While I can’t understand how it’s possible to refuse to contend with some of the intellectual difficulties in the doctrine of Christianity, I can certainly understand the reluctance to give up that culture. In many cases, churches provide friendships, networking opportunities, creative outlets, emergency relief, moral guidelines, and structured authority that no one place has outside of it. The fact that Christianity tends to bundle their services makes it very easy for them to also monopolize those services.
When an individual’s entire identity, relationships, social activities, and beliefs center around a single place, it’s much harder to leave, and you have much more at stake if you do.
As I and other bloggers and writers around the web have continued to cast a watchful gaze at Mark Driscoll‘s Mars Hill Church, I’ve noticed a recurring theme that commenters have raised: that church attendees are there by choice, that their presence is completely voluntary.
Well, yes, you’re right, technically. If you subtract the social pressure exerted on them to continue attending church where they have the opportunity to socialize with their friends and authority figures that will constantly reinforce their beliefs and reward them for believing.
When Hemant talked about religion having the market cornered on empathy, I think he is on to something. It’s not that this criticism is limited only to atheists, nor do I think that all atheists are guilty of it, but it’s a somewhat troubling trend that illustrates a broader undercurrent in our movement: to discredit believers for their gullible natures, or their stupidity, or for their lack of commitment to the truth. This, I think, is a trend that needs to stop, as it gives atheists the same holier-than-thou distinction that we object to in Christian culture, and it falsely takes the teeth from the most powerful weapons that Christianity exercises: peer pressure and isolation from dissent.

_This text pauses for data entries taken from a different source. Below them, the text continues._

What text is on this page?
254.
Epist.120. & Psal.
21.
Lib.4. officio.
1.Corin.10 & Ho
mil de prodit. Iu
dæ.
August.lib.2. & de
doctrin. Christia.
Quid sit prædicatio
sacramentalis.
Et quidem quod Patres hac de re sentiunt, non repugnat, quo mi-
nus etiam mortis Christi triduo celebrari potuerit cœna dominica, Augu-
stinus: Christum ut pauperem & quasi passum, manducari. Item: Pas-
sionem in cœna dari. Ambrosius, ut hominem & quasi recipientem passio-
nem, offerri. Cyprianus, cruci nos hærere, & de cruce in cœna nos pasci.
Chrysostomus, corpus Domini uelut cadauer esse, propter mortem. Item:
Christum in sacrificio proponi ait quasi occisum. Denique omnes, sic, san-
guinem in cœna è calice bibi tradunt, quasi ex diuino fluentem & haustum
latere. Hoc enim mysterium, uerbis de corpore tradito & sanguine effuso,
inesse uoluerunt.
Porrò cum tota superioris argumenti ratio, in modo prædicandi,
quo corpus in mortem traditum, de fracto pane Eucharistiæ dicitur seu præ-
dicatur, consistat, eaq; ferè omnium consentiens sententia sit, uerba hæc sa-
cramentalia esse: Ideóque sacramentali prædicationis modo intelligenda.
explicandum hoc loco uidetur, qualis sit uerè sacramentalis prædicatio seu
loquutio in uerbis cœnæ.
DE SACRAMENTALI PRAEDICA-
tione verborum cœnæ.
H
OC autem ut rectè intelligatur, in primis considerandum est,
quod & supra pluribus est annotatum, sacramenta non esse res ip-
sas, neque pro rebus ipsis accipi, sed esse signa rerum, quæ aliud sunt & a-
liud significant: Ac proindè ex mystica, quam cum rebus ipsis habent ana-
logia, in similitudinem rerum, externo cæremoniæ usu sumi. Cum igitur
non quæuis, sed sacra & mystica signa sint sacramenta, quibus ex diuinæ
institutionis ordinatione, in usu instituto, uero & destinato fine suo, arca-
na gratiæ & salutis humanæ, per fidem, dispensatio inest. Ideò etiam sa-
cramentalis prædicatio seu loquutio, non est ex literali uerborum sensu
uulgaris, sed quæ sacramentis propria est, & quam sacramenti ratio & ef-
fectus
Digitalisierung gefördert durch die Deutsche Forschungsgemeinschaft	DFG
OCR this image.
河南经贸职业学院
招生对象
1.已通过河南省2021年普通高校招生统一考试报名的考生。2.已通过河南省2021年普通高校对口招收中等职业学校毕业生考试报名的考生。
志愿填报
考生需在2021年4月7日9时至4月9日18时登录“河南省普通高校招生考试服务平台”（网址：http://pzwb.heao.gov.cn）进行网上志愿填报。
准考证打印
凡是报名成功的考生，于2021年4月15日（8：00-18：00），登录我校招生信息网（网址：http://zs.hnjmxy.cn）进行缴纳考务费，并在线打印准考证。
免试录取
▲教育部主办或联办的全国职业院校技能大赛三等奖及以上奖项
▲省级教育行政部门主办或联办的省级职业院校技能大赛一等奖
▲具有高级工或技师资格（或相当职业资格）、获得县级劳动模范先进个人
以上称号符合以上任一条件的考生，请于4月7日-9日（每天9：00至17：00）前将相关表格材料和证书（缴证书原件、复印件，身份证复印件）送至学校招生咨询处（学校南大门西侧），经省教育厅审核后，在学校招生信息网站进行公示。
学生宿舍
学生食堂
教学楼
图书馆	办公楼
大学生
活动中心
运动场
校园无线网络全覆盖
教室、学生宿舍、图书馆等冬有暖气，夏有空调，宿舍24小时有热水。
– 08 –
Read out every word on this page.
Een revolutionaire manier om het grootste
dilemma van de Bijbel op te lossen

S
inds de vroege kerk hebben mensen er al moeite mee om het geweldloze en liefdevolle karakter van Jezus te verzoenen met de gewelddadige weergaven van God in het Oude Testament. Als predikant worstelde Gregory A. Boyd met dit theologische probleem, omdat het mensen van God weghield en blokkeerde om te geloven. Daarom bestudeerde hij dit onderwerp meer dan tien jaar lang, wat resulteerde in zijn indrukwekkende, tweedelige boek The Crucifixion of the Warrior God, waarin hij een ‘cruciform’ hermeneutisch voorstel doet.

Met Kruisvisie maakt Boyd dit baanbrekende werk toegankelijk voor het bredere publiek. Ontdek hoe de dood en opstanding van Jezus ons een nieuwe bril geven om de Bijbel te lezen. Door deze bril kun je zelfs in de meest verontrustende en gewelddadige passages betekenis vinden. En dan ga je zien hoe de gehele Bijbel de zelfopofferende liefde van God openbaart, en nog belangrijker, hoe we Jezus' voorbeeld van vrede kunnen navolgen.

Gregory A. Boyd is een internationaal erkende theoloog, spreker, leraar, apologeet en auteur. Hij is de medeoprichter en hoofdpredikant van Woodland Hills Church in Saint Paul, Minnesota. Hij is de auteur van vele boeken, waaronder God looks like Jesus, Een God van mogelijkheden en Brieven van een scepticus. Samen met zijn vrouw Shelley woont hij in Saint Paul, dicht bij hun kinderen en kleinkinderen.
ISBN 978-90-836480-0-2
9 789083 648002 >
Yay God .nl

When we fail or refuse to acknowledge the power that these elements have, we misunderstand the breadth and scope of the church, and we fail to empathize with the reasons that people sit through misogynistic sermons or vote for Rick Santorum. Instead of saying “I understand,” some of us are saying “you’re stupid”.
There are lots of people in this world and there are a lot of people who do mind-boggling amounts of stupid things every day (myself enthusiastically included). If we want to win the debate against religion, I think we owe it to ourselves and to the future of the atheist movement that we do it cleanly, thoroughly, with a commitment to the facts and a rejection of the need to stereotype others falsely.